The Punisher Review
”My actions are not vengeance, they are not revenge, they are emotional responses. No, this is.....punishment.”
So speaks Frank Castle (Tom Jane) a.k.a The Punisher. Except of course that is not true. Based on the Marvel comic book of the same name this chapter of the Punisher is indeed about revenge and vigilante vengeance. Frank Castle is an ex Vietnam veteran working his last case as an undercover agent for the FBI. During an arms deal the son of a powerful mob banker Howard Saint (John Travolta) is killed. Saint and his wife are overcome with grief and order the annihilation of Castle's whole family. Conveniently they are all having a family reunion making it easy for Saint's heavies led by Quentin Glass (a movie stealing performance by the excellent Will Patton) to murder the whole family. Frank is shot and left for dead. With the help of Candelaria, a local fisherman, he is gradually nursed back to full health, and, clutching the last gift his murdered son gave him (by chance a black T-shirt with a white skull on the chest) he sets out to find the man responsible for his family's slaughter and...well punish them.

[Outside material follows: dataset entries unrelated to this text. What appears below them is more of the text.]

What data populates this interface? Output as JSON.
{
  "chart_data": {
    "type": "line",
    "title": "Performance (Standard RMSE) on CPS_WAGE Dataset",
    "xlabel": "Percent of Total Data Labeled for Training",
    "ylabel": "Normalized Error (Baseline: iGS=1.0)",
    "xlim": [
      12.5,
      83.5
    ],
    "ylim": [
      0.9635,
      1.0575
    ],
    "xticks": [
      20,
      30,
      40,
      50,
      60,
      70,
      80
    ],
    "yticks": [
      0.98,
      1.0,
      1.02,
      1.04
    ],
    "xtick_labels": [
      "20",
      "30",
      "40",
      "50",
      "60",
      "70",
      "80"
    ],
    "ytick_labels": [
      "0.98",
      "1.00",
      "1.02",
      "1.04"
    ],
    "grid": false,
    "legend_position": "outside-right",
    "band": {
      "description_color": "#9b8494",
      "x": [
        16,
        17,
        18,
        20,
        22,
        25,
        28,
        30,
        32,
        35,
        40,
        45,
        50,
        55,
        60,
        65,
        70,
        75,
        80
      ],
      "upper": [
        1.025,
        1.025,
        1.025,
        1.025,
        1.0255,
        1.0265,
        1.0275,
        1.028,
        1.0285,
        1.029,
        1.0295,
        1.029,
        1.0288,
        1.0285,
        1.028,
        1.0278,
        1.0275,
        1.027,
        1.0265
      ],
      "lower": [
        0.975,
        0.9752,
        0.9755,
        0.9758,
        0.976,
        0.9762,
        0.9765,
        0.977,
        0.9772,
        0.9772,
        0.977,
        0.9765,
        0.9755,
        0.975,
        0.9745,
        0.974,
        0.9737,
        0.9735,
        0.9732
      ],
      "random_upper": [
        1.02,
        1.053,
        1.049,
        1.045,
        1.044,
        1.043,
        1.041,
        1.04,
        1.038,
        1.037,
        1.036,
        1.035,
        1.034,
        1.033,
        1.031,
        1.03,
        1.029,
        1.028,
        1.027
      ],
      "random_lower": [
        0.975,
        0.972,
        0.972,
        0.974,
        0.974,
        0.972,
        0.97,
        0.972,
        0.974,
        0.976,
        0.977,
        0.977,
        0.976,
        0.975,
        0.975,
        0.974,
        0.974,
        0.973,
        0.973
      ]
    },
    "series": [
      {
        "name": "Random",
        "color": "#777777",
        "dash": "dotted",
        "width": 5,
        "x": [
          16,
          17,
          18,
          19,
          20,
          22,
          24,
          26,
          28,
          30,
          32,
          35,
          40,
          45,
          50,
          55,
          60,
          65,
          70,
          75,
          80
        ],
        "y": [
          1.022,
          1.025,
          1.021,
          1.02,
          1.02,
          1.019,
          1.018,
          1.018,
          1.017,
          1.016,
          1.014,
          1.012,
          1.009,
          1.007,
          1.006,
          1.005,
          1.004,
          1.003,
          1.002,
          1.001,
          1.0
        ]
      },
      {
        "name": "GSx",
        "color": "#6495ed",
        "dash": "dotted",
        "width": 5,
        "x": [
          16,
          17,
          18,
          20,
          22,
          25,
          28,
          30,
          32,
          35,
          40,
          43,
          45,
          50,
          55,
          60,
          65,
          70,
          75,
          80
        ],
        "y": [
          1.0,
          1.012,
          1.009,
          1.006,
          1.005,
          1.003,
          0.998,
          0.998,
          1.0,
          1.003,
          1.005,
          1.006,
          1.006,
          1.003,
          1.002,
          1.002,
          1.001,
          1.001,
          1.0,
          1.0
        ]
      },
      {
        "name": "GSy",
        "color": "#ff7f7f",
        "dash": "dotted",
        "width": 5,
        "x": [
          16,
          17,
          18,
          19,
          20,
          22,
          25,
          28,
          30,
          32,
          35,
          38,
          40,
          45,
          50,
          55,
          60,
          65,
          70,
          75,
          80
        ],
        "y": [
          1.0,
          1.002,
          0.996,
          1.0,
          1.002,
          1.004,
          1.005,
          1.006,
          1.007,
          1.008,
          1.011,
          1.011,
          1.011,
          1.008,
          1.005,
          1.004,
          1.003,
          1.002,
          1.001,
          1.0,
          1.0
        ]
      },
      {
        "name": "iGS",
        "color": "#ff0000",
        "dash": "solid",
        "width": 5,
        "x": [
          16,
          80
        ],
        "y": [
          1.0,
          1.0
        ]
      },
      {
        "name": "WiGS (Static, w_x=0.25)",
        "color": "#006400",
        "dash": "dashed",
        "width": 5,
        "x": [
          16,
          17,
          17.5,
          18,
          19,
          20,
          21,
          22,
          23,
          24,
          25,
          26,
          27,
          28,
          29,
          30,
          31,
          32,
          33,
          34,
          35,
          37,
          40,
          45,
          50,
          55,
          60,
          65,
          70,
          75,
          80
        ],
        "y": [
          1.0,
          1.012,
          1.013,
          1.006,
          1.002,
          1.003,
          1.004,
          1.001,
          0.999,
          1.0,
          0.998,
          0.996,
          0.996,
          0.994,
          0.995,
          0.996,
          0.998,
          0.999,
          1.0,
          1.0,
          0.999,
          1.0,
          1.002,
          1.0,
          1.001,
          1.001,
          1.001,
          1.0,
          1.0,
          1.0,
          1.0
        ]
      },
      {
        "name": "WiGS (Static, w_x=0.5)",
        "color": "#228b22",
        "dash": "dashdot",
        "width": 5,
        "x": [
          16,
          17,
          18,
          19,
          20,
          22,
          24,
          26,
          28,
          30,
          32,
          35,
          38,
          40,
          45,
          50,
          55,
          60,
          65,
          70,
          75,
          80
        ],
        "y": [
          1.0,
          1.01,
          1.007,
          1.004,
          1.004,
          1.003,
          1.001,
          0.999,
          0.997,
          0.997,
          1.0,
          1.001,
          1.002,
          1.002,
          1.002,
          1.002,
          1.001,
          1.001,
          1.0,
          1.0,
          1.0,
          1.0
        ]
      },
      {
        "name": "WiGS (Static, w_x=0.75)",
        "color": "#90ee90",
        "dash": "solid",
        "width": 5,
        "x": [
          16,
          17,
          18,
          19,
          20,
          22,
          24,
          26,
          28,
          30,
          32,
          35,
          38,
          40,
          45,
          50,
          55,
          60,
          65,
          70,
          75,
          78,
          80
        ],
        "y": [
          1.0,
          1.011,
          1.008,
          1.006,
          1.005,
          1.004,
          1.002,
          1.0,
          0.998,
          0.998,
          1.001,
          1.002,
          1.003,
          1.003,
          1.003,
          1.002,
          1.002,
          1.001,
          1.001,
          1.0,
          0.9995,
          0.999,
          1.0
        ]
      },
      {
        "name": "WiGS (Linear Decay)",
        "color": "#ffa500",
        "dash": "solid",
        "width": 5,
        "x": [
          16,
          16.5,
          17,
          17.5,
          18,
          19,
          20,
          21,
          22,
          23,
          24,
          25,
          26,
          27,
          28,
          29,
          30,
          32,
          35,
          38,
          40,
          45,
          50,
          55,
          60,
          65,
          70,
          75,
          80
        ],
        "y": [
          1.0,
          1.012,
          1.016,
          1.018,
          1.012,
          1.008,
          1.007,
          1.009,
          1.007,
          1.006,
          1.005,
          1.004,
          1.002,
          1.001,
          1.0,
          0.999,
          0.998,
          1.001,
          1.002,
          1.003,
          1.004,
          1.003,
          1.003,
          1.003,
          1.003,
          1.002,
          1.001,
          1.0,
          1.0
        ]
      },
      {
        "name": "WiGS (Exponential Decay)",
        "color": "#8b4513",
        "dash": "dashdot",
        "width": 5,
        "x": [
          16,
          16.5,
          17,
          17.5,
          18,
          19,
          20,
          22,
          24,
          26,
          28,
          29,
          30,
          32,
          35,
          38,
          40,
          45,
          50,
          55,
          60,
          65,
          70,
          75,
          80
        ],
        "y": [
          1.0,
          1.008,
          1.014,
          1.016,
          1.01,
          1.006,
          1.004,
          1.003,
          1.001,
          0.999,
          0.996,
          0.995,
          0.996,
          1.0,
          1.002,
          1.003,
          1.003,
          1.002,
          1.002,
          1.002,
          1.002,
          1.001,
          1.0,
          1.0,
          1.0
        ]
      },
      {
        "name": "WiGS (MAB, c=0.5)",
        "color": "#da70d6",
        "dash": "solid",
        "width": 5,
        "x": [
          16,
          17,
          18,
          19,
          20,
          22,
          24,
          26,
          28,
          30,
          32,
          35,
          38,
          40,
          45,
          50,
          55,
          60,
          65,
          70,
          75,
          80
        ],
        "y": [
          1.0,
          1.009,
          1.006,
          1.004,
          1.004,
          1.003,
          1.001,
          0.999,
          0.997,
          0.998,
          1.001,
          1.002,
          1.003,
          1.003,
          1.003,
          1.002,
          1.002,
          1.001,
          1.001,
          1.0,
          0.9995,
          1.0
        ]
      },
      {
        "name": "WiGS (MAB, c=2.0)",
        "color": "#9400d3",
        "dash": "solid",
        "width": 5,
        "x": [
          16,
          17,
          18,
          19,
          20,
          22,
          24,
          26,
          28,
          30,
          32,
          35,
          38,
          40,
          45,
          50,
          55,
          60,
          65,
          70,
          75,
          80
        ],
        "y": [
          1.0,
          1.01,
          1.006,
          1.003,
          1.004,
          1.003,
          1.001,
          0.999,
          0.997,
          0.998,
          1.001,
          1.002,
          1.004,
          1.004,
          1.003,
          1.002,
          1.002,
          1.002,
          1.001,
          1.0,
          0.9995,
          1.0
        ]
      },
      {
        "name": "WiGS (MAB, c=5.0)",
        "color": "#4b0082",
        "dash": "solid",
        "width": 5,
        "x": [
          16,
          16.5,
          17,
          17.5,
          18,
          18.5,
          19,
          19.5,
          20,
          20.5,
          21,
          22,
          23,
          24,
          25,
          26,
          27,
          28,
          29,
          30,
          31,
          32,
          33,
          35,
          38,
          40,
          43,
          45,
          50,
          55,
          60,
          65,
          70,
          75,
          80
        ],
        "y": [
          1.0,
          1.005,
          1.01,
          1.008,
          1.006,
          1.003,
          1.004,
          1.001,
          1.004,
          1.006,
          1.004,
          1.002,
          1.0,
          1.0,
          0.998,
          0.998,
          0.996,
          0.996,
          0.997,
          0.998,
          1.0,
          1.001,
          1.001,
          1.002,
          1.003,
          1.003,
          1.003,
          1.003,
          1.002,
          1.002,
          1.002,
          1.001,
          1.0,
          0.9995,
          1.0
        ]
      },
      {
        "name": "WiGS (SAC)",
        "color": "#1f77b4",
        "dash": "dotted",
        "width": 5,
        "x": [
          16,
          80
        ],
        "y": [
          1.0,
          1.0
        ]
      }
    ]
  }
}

The Punisher is a gritty, relentlessly bleak action thriller directed by Jonathan Hensleigh, a first time director, who is better known for his writing credits on movies such as Armageddon, The Saint and Die Hard With A Vengeance. Despite its morally dubious tone the Punisher series of comic books have always been special. Castle is no superhero; he has no special skills, just a single mindedness in the fact that what he is doing is right. That his victims need punishing, and the law is failing in its duty to protect the innocent. Hensleigh realises this and has grounded the movie in a similar way. A buffed up Tom Jane (he has dropped the Thomas) steps adequately into the shoes vacated by Vin Diesel, who passed on the role, and John Travolta is a convincing bad ass full of brooding, smouldering violence. The spaghetti westerns of Leone, and the gritty urban thrillers of Don Siegel obviously heavily influenced Hensleigh. This is by no means a bad thing as the material fits this style like a hand in a glove. The camera flits from wide, scene setting shots to facial close ups and the opening bars of the theme have a similar feel and ambience as those penned by Ennio Morricone.
The Punisher is a good movie. It is a simplistic revenge thriller that, while lacking the dialogue and ultra cool visuals of Kill Bill, provides solid entertainment that is well acted and beautifully shot. There are some scenes that don't fit tonally with the rest of the movie, where uneasy comedic elements are introduced, these however can be forgiven.